Sie selbst können dafür sorgen, dass die Gespräche, die Sie führen, produktiv verlaufen – indem Sie einen optimalen Rahmen schaffen. Das heißt konkret: Sie stellen ein förderliches Setting her und Sie überprüfen die Gesprächsbereitschaft – sowohl bei Ihrem Gesprächspartner als auch bei sich selbst. Und so geht es ganz konkret:

1. Sorgen Sie für einen ablenkungsfreien äußeren Rahmen.
Bevor Sie das Gespräch starten, scannen Sie die Umgebung nach möglichen Störquellen: Sitzt Ihr Gegenüber vor einem Bildschirm, der an ist? Liegt ein Smartphone auf dem Tisch, das gleich klingeln könnte? Ist das Festnetztelefon schon umgeleitet oder auf AB geschaltet? Ist die Tür zu, falls Sie ungestörte Zeit brauchen?

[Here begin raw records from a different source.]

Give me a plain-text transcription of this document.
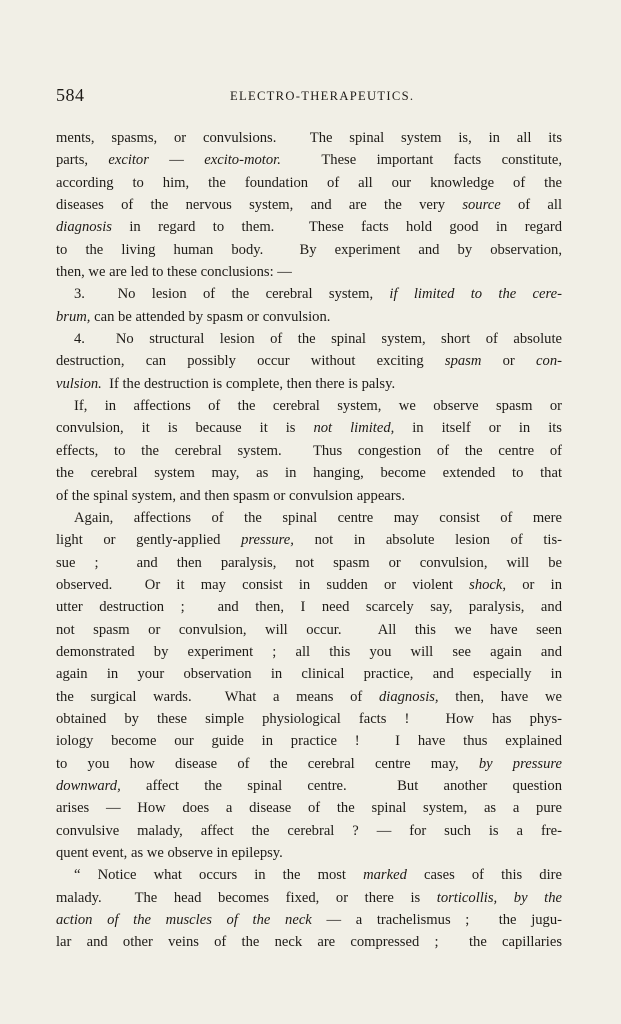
584	ELECTRO-THERAPEUTICS.
ments, spasms, or convulsions.  The spinal system is, in all its
parts, excitor — excito-motor.  These important facts constitute,
according to him, the foundation of all our knowledge of the
diseases of the nervous system, and are the very source of all
diagnosis in regard to them.  These facts hold good in regard
to the living human body.  By experiment and by observation,
then, we are led to these conclusions: —
3.  No lesion of the cerebral system, if limited to the cere-
brum, can be attended by spasm or convulsion.
4.  No structural lesion of the spinal system, short of absolute
destruction, can possibly occur without exciting spasm or con-
vulsion.  If the destruction is complete, then there is palsy.
If, in affections of the cerebral system, we observe spasm or
convulsion, it is because it is not limited, in itself or in its
effects, to the cerebral system.  Thus congestion of the centre of
the cerebral system may, as in hanging, become extended to that
of the spinal system, and then spasm or convulsion appears.
Again, affections of the spinal centre may consist of mere
light or gently-applied pressure, not in absolute lesion of tis-
sue ;  and then paralysis, not spasm or convulsion, will be
observed.  Or it may consist in sudden or violent shock, or in
utter destruction ;  and then, I need scarcely say, paralysis, and
not spasm or convulsion, will occur.  All this we have seen
demonstrated by experiment ; all this you will see again and
again in your observation in clinical practice, and especially in
the surgical wards.  What a means of diagnosis, then, have we
obtained by these simple physiological facts !  How has phys-
iology become our guide in practice !  I have thus explained
to you how disease of the cerebral centre may, by pressure
downward, affect the spinal centre.  But another question
arises — How does a disease of the spinal system, as a pure
convulsive malady, affect the cerebral ? — for such is a fre-
quent event, as we observe in epilepsy.
“ Notice what occurs in the most marked cases of this dire
malady.  The head becomes fixed, or there is torticollis, by the
action of the muscles of the neck — a trachelismus ;  the jugu-
lar and other veins of the neck are compressed ;  the capillaries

Sorgen Sie im nächsten Schritt für einen klaren Rahmen: Ist der Zeitrahmen für das Gespräch gesetzt? Ist das Thema oder der Anlass des Gespräches klar? Falls Sie das Gespräch initiiert haben: Können Sie Ihr Anliegen punktgenau in einem Satz formulieren?

2. Sorgen Sie als nächstes für inneren Freiraum bei allen Beteiligten. Fragen Sie sich selbst und Ihren Gesprächspartner: Muss ich noch etwas erledigen, oder bin ich bereit für das Gespräch? Innere Störquellen können sein: die angefangene Mail zu Ende schreiben, vorher auf die Toilette gehen, der Assistentin einen Eilauftrag geben, sich einen Gedanken aufschreiben zu einem anderen Projekt, etc.

Fragen Sie Ihren Gesprächspartner: „Gibt es noch etwas, was du tun musst, bevor du voll und ganz für unser Gespräch verfügbar bist?“ Erst wenn Sie ein klares „Ja, ich bin bereit“ erhalten, legen Sie los. Wenn der andere halbherzig zustimmt zu beginnen, haken Sie nach.

Wenn Ihr Gegenüber voll und ganz da ist, dann merken Sie es an seinem Blick und an seiner Körperhaltung. Er stellt direkten Augenkontakt her, wendet sich Ihnen zu und befindet sich in einer aktiven, aufnahmebereiten Haltung. Es kann losgehen!

Wenn Sie das erstmals probieren, können diese Punkte Ihnen zahlreich erscheinen. Mit der Zeit wird dieses Vorgehen ganz natürlich und mühelos. Sie brauchen keine Minute für den Check! Aber Ihr Gegenüber wird Ihre elegante Professionalität im Gesprächseinstieg zu spüren bekommen.